In 1855, Massachusetts passed the first US law requiring vaccination for school children. The one and only vaccination required was for smallpox. This vaccine carried the risk of encephalitis, or inflammation of the brain, which can lead to permanent brain damage. The resulting damage can and does affect any bodily function.
In the 1920s, diphtheria vaccine was introduced. Potential nerve damage resulting from this vaccine includes encephalopathy (coma, decreased level of consciousness, or prolonged seizures) and Guillain-Barrѐ syndrome. During the 1950s tetanus vaccine came on the scene, carrying with it the risk of paresthesia (burning, itching or tingling skin sensations associated with peripheral nerve damage) and convulsions.

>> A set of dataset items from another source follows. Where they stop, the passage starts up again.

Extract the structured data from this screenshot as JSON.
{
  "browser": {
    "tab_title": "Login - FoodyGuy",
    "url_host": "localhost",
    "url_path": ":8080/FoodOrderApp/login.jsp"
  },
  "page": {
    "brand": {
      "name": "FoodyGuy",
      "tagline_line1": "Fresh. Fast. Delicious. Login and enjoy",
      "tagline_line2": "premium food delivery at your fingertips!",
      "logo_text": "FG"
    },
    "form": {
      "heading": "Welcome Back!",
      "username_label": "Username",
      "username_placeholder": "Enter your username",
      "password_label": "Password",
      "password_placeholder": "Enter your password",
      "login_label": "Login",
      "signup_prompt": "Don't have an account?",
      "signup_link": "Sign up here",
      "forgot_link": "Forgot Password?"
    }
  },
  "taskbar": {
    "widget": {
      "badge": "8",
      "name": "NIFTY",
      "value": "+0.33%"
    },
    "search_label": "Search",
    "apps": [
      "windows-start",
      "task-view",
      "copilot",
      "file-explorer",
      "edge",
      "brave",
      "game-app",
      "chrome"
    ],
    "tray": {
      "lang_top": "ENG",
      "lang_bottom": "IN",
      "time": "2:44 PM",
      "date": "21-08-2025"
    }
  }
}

Polio vaccine also entered the marketplace in the 1950s adding potential nerve damage that included encephalopathy and other progressive neurological disorders, including Guillain-Barrѐ syndrome. At this point in time, with few exceptions, vaccines were not mandatory; nor were they subsidized by the government. Two significant events altered that situation. The first was the Vaccination Assistance Act of 1962, when the government decided to help local governments supply low cost vaccines to their citizens. The second was in 1970, when the CDC mounted a nationwide rubella vaccine campaign quickly followed by a campaign to eradicate measles.
These two vaccines, rubella and measles, introduced additional risk of nerve damage in the form of febrile seizures, paresthesia, and myalgia resulting from nerve damage.

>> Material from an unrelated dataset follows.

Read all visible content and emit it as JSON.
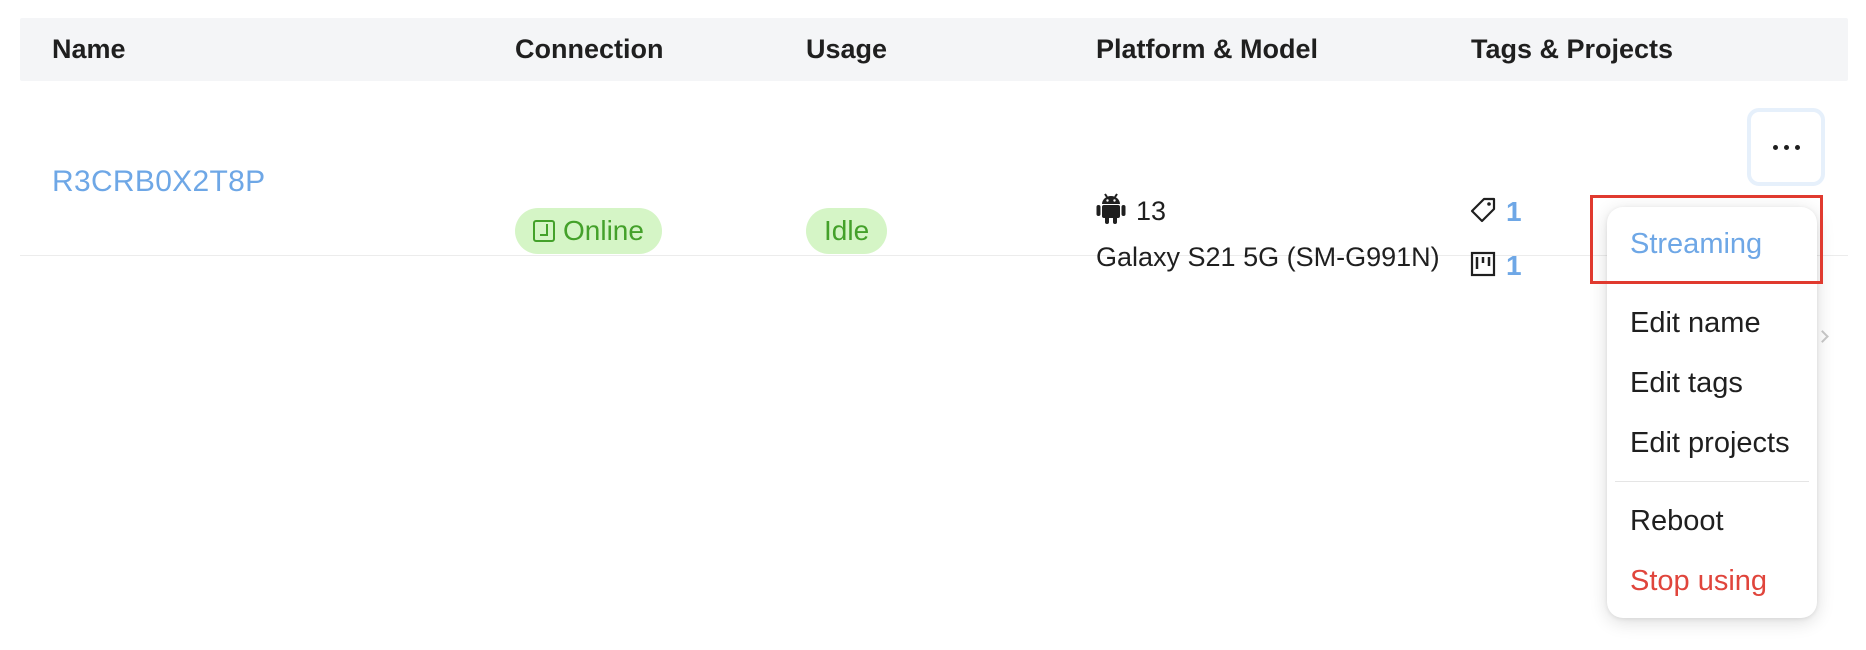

By 1981, all 50 states had mandated measles, diphtheria, polio, and rubella vaccine for school attendance. Most states also included the newer tetanus, mumps and pertussis vaccines. Each addition brought the potential for additional nerve damage via encephalopathy and/or Guillain-Barrѐ syndrome. The risk of nerve damage increased with each additional vaccine.
Consider the fact that in 1980 the recommended vaccination schedule included only four vaccines, five doses of DPT/OPV (which covered diphtheria, pertussis, tetanus and polio), one dose of MMR (measles, mumps, rubella) and a booster Dt (diphtheria/tetanus).
Fast forward to the current recommended vaccination schedule with over 30 doses of vaccines for fifteen diseases before the age of six. Several more are added for ages seven through 18, not to mention the currently recommended vaccines for adults. Nearly all of them are required for school attendance in most states. Is it any wonder neurological disorders resulting from nerve damage have reached epidemic proportions?
(Note: the information on potential severe side effects listed above came from current vaccine package inserts as historical ones are not available.)
Rosemary Mathis, Director of SANE VAX, INC.